I’ve been working on data analysis for about 5 years. And at my last company, we processed many big companies’ data. At the current company, we are building a distributed database aims to be good at both OLTP and OLAP jobs, with SQL and transaction support. So I learned a lot these years and it is extremely interesting. I have thought about sharing them a lot of times before. But a principle of my blog is sharing new things that can inspire people, even it is small, instead of repeating old things. Unfortunately, I haven’t have many original ideas or works to share about. However, when I look back, I find when I was learning and working, the resource is not very easy to find. So in this blog, I’ll list some resources that helped me a lot, and I think will help everyone that wants to get familiar with database and distributed system.
The Book: Designing Data-Intensive Applications
This is a book that explains many daily used ideas and practises about database and distributed system. It clarified some confused terms and makes some complex algorithms quite understandable. This book is published at 2017, so it is pretty up to date. Maybe the author doesn’t give a deep exploration for every topic, but it is enough to build a solid foundation for the reader to do future study and research. Other than only introduce the things that already exists, the author also gives some new ideas about how the data can be stored and processed. Though I’m not totally agree with his idea, it is still very insightful. And at the last chapter, the author talks about the data privacy and how can we improve it as an engineer. Which I cannot agree more. I’m very respectful for speaking it out loud in an engineer book.
The Course: CMU Database Courses
There are two courses: the basic one and the advanced one. The courses provide a very solid introduction to the important ideas and theories of database. For example, the implementation of transaction and optimizer, which is not covered in the previous book. It has reading materials and videos, all available online. You can pick the topics you are interested in, so that it will not take much time. And it is updated every year so some new researches and information are included.
The Tool: Jepsen
After reading the book and watching the course, you can at least know some claims from the database company are just fancy words. For example, some database claims to support transaction, but at what isolation level? Some database claims to support multiple nodes, but what’s the consistency level? What about the availability? Even though they describe them in details, how do you know the product is the same as the document claims. And if you are implementing a database, which is very hard, how can you be confidence that you are doing it right. Here comes the awesome tool: Jepsen. It is a tool can simulate concurrent queries to database, and introduce errors like network partition, clock drift and node failure. Then it compares the results to see if it is the same as expected. Actually I’ve used this tool to find some transaction bugs in our database.
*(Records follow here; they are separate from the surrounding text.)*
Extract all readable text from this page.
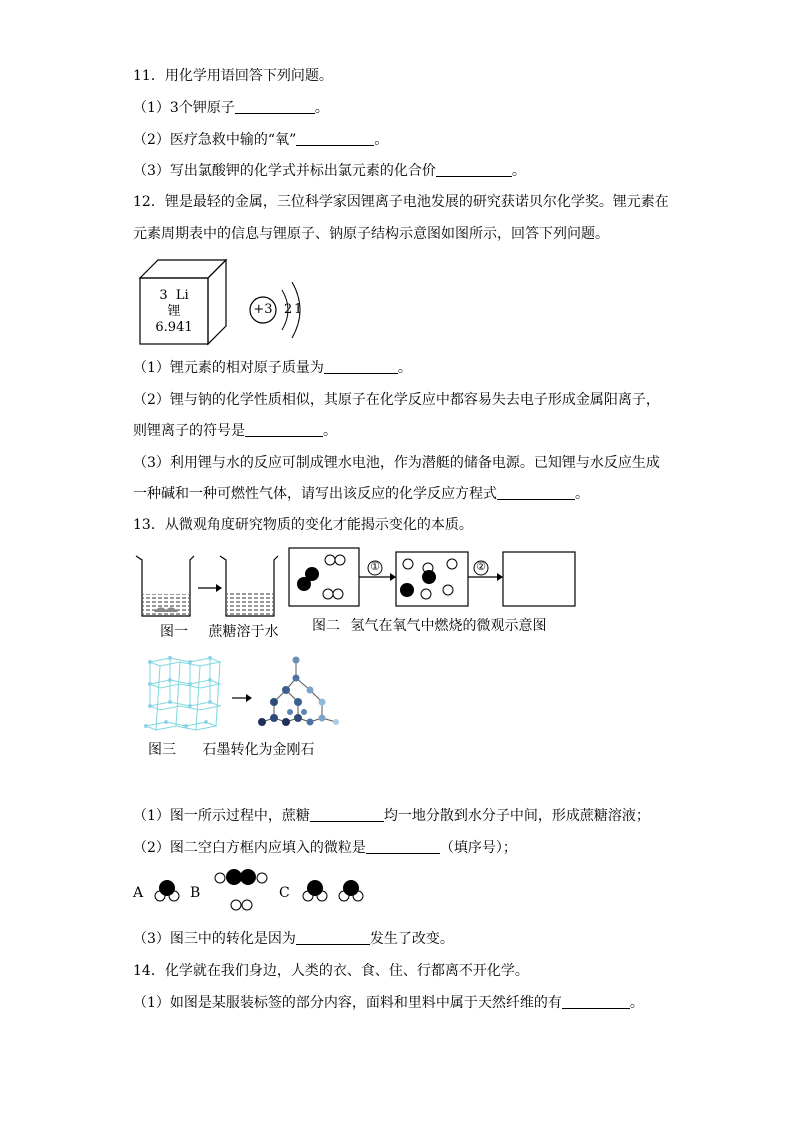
11．用化学用语回答下列问题。
（1）3个钾原子	。
（2）医疗急救中输的“氧”	。
（3）写出氯酸钾的化学式并标出氯元素的化合价	。
12．锂是最轻的金属，三位科学家因锂离子电池发展的研究获诺贝尔化学奖。锂元素在
元素周期表中的信息与锂原子、钠原子结构示意图如图所示，回答下列问题。
3 Li
锂
6.941
+3 2 1
（1）锂元素的相对原子质量为	。
（2）锂与钠的化学性质相似，其原子在化学反应中都容易失去电子形成金属阳离子，
则锂离子的符号是	。
（3）利用锂与水的反应可制成锂水电池，作为潜艇的储备电源。已知锂与水反应生成
一种碱和一种可燃性气体，请写出该反应的化学反应方程式	。
13．从微观角度研究物质的变化才能揭示变化的本质。
图一 蔗糖溶于水
①	②
图二 氢气在氧气中燃烧的微观示意图
图三 石墨转化为金刚石
（1）图一所示过程中，蔗糖	均一地分散到水分子中间，形成蔗糖溶液；
（2）图二空白方框内应填入的微粒是	（填序号）；
A	B	C
（3）图三中的转化是因为	发生了改变。
14．化学就在我们身边，人类的衣、食、住、行都离不开化学。
（1）如图是某服装标签的部分内容，面料和里料中属于天然纤维的有	。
The author of Jepsen has analysed many databases and write the reports of them. I highly recommend to read these reports. You can see what can go wrong in the real world and how to find them. And what the database company claims and what really it is.
There is also an outline for the distributed system training, which I think is great to see if there is any knowledge you are still not familiar with and then study by yourself.
The Blog: DBMS Musings
This is a blog by Daniel Abadi, a database researcher at University of Maryland, College Park. He explains some easy to confuse terms and some trending topics about database. The only fallback of the blog maybe the color of the webpage. The red background is very unfriendly to the eyes. You may want to read the blog in an RSS reader.